Clin Radiol. 2005 Mar;60(3):340-8. doi: 10.1016/j.crad.2004.09.007.
To evaluate the accuracy of ultrasonography (US) and magnetic resonance imaging (MRI) in characterizing adnexal masses, and to determine which patients may benefit from MRI.
We prospectively studied 72 women (mean age 53 years, range 19 to 86 years) with clinically suspected adnexal masses. A single experienced sonographer performed transabdominal and transvaginal greyscale spectral and colour Doppler examinations. MRI was carried out on a 1.5T system using T1, T2 and fat-suppressed T1-weighted sequences before and after intravenous injection of gadolinium.

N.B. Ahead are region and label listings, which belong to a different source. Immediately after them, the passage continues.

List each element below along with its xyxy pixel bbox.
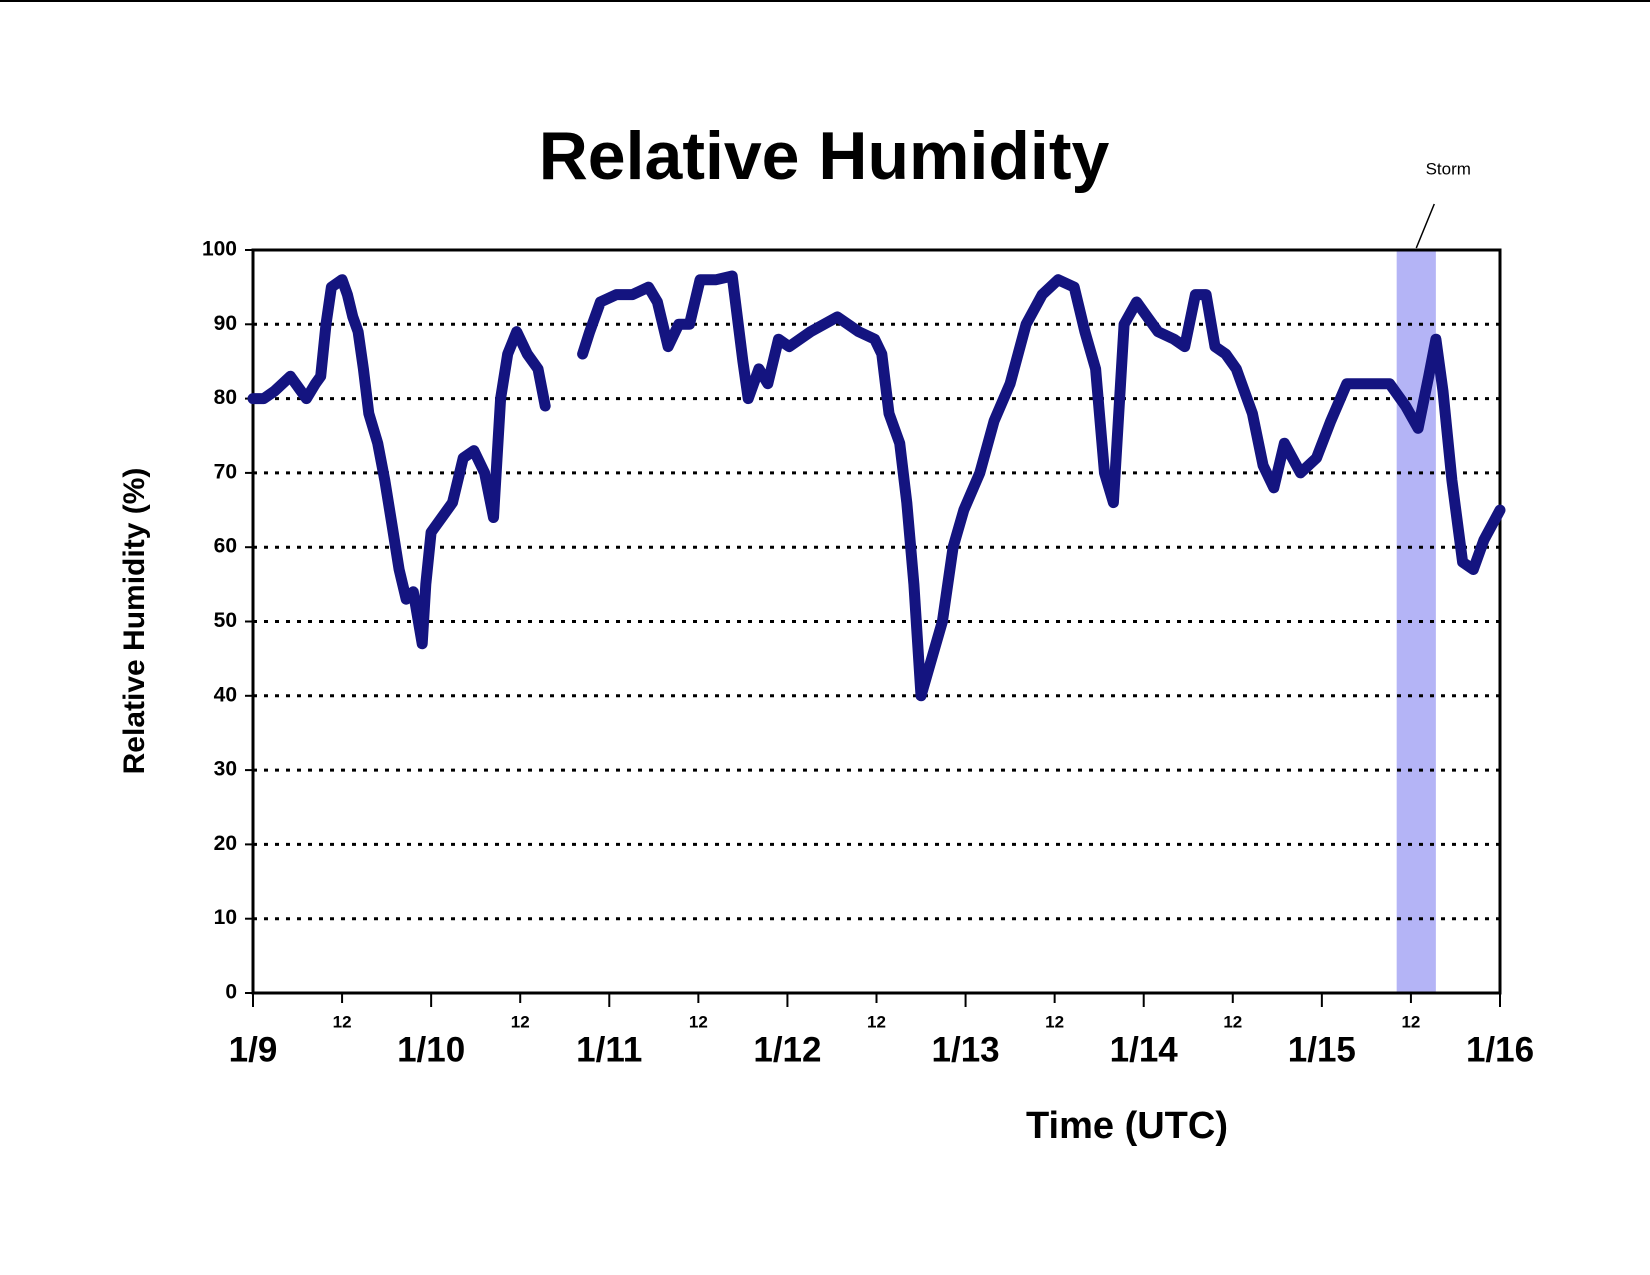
x-tick-label: 1/16 — [1466, 1030, 1534, 1069]
chart-title: Relative Humidity — [539, 118, 1110, 194]
x-tick-label: 1/13 — [932, 1030, 1000, 1069]
x-tick-label: 1/11 — [576, 1030, 642, 1069]
x-minor-tick-label: 12 — [511, 1012, 530, 1031]
x-tick-label: 1/12 — [753, 1030, 821, 1069]
x-tick-label: 1/14 — [1110, 1030, 1179, 1069]
y-tick-label: 100 — [202, 238, 237, 261]
annotation-leader — [1415, 203, 1435, 249]
x-minor-tick-label: 12 — [689, 1012, 708, 1031]
plot-frame — [251, 248, 1502, 995]
x-axis-title: Time (UTC) — [1026, 1105, 1228, 1147]
x-tick-label: 1/9 — [229, 1030, 278, 1069]
annotation: Storm — [1426, 159, 1471, 178]
y-tick-label: 50 — [214, 609, 237, 632]
y-tick-label: 30 — [214, 758, 237, 781]
y-tick-label: 20 — [214, 832, 237, 855]
y-axis-title: Relative Humidity (%) — [118, 468, 151, 775]
data-line — [247, 274, 551, 650]
x-tick-label: 1/10 — [397, 1030, 465, 1069]
y-tick-label: 80 — [214, 386, 237, 409]
y-tick-label: 70 — [214, 460, 237, 483]
x-minor-tick-label: 12 — [333, 1012, 352, 1031]
y-tick-label: 90 — [214, 312, 237, 335]
x-minor-tick-label: 12 — [1045, 1012, 1064, 1031]
x-minor-tick-label: 12 — [867, 1012, 886, 1031]
data-line — [577, 270, 1506, 702]
x-tick-label: 1/15 — [1288, 1030, 1356, 1069]
y-tick-label: 40 — [214, 683, 237, 706]
y-tick-label: 0 — [225, 981, 237, 1004]
x-minor-tick-label: 12 — [1223, 1012, 1242, 1031]
x-minor-tick-label: 12 — [1401, 1012, 1420, 1031]
y-tick-label: 60 — [214, 535, 237, 558]
y-tick-label: 10 — [214, 906, 237, 929]
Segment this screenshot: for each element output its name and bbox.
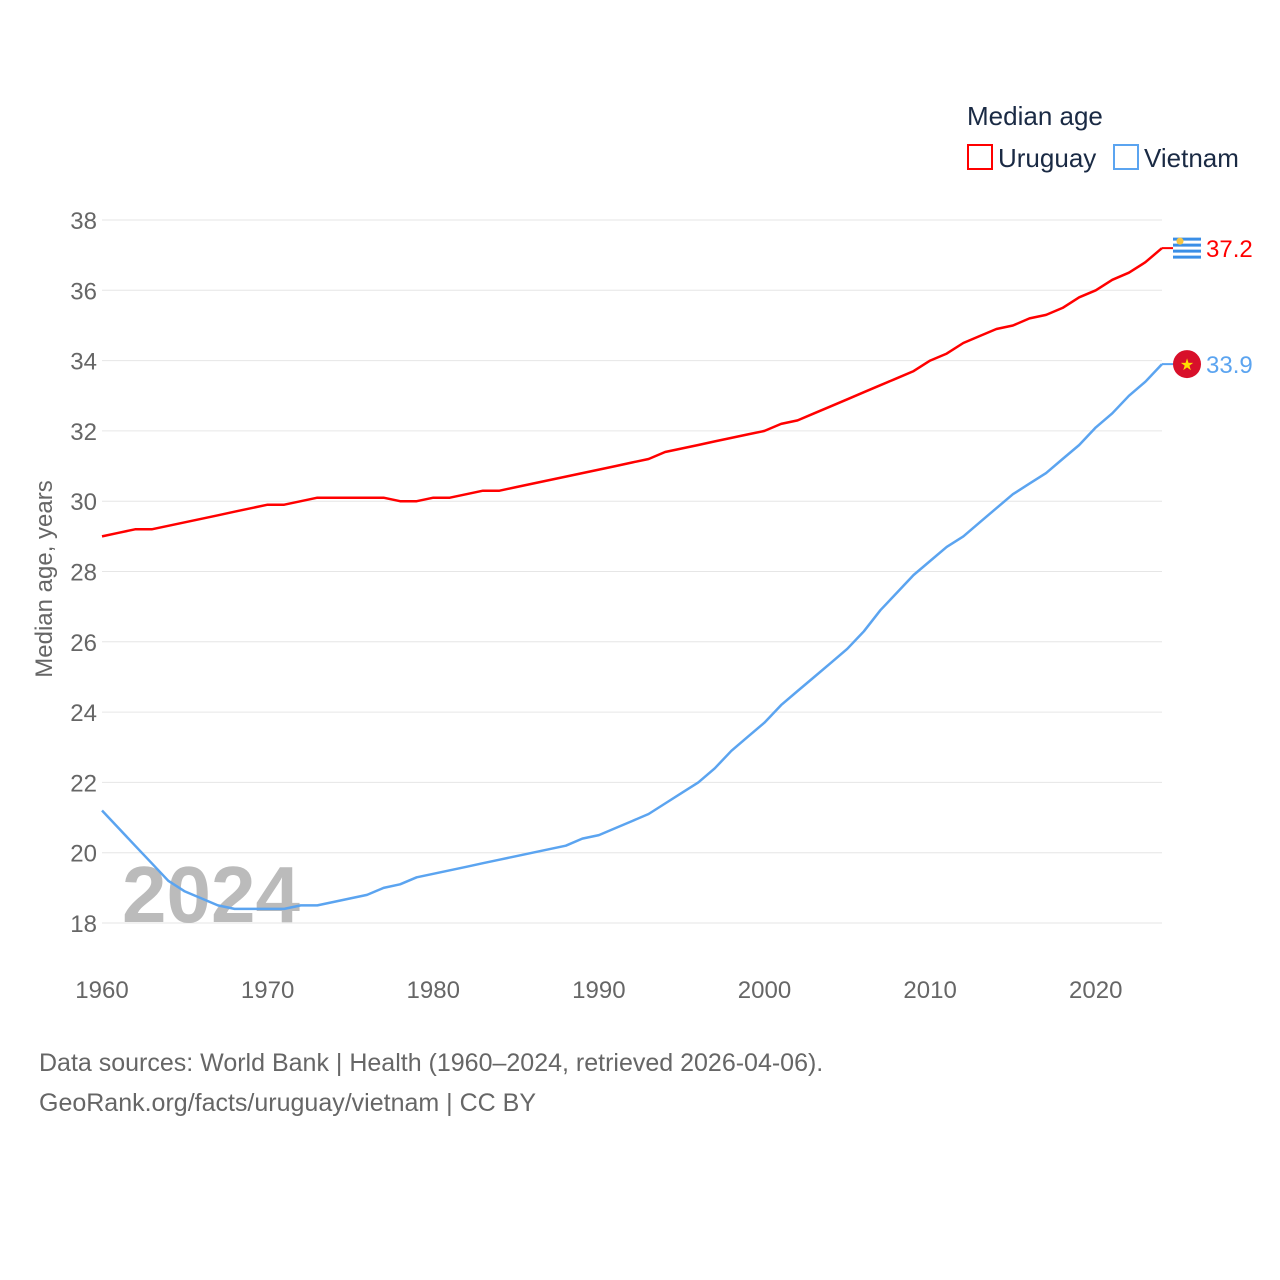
series-line-uruguay — [101, 247, 1163, 538]
flag-stripe — [1173, 243, 1201, 247]
legend-label-vietnam: Vietnam — [1144, 143, 1239, 173]
y-tick-label: 26 — [70, 630, 97, 657]
y-axis-label: Median age, years — [31, 480, 58, 677]
x-tick-label: 2000 — [738, 977, 791, 1004]
y-tick-label: 20 — [70, 841, 97, 868]
source-link[interactable]: GeoRank.org/facts/uruguay/vietnam | CC B… — [39, 1089, 536, 1117]
x-tick-label: 1990 — [572, 977, 625, 1004]
end-value-label-uruguay: 37.2 — [1206, 236, 1253, 263]
y-tick-label: 36 — [70, 278, 97, 305]
flag-stripe — [1173, 249, 1201, 253]
vietnam-flag-icon — [1173, 350, 1201, 379]
flag-stripe — [1173, 237, 1201, 241]
y-tick-label: 24 — [70, 700, 97, 727]
year-watermark: 2024 — [122, 850, 300, 939]
legend-title: Median age — [967, 101, 1103, 131]
flag-star: ★ — [1180, 357, 1194, 374]
x-tick-label: 2010 — [903, 977, 956, 1004]
x-tick-label: 1980 — [407, 977, 460, 1004]
legend-swatch-vietnam — [1113, 144, 1139, 170]
x-tick-label: 1970 — [241, 977, 294, 1004]
y-tick-label: 30 — [70, 489, 97, 516]
x-tick-label: 1960 — [75, 977, 128, 1004]
y-tick-label: 28 — [70, 560, 97, 587]
y-tick-label: 22 — [70, 770, 97, 797]
y-tick-label: 18 — [70, 911, 97, 938]
y-tick-label: 34 — [70, 349, 97, 376]
end-value-label-vietnam: 33.9 — [1206, 352, 1253, 379]
flag-stripe — [1173, 255, 1201, 259]
y-tick-label: 38 — [70, 208, 97, 235]
footer: Data sources: World Bank | Health (1960–… — [39, 1043, 823, 1123]
data-sources: Data sources: World Bank | Health (1960–… — [39, 1049, 824, 1077]
legend-label-uruguay: Uruguay — [998, 143, 1096, 173]
x-tick-label: 2020 — [1069, 977, 1122, 1004]
flag-sun — [1176, 237, 1184, 245]
y-tick-label: 32 — [70, 419, 97, 446]
series-line-vietnam — [101, 363, 1163, 911]
legend-swatch-uruguay — [967, 144, 993, 170]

The adnexal masses were categorized as benign or malignant without knowledge of clinical details, according to the imaging features which were compared with the surgical and pathological findings.
For characterizing lesions as malignant, the sensitivity, specificity and accuracy of MRI were 96.6%, 83.7% and 88.9%, respectively, and of US were 100%, 39.5% and 63.9%, respectively. MRI was more specific (p<0.05) than US. Both MRI and US correctly diagnosed 17 (24%) cases with benign and 28 (39%) cases with malignant masses. MRI correctly diagnosed 19 (26%) cases with benign lesion(s), which on US were thought to be malignant. The age, menopausal status and CA-125 levels in these women made benign disease likely, but US features were suggestive of malignancy (large masses and solid-cystic lesions with nodules).
MRI is more specific and accurate than US and Doppler assessment for characterizing adnexal masses. Women who clinically have a relatively low risk of malignancy but who have complex sonographic features may benefit from MRI.
评估超声检查(US)和磁共振成像(MRI)对附件包块特征的诊断准确性,并确定哪些患者可能从MRI检查中获益。
我们前瞻性研究了72例临床疑似附件包块的女性患者(平均年龄53岁,年龄范围19至86岁)。由一名经验丰富的超声检查医师进行经腹和经阴道灰阶频谱及彩色多普勒检查。在静脉注射钆对比剂前后,使用T1、T2和脂肪抑制T1加权序列在1.5T系统上进行MRI检查。在不了解临床细节的情况下,根据成像特征将附件包块分类为良性或恶性,并与手术及病理结果进行比较。
在将病变特征化为恶性方面,MRI的敏感性、特异性和准确性分别为96.6%、83.7%和88.9%,而US的敏感性、特异性和准确性分别为100%、39.5%和63.9%。MRI比US更具特异性(p<0.05)。MRI和US均正确诊断出17例(24%)良性包块和28例(39%)恶性包块。MRI正确诊断出19例(26%)US认为是恶性的良性病变。这些女性的年龄、绝经状态和CA-125水平提示可能为良性疾病,但US特征提示为恶性(大的包块以及有结节的实性-囊性病变)。
在对附件包块特征的诊断方面,MRI比US及多普勒评估更具特异性和准确性。临床上恶性风险相对较低但超声特征复杂的女性患者可能从MRI检查中获益。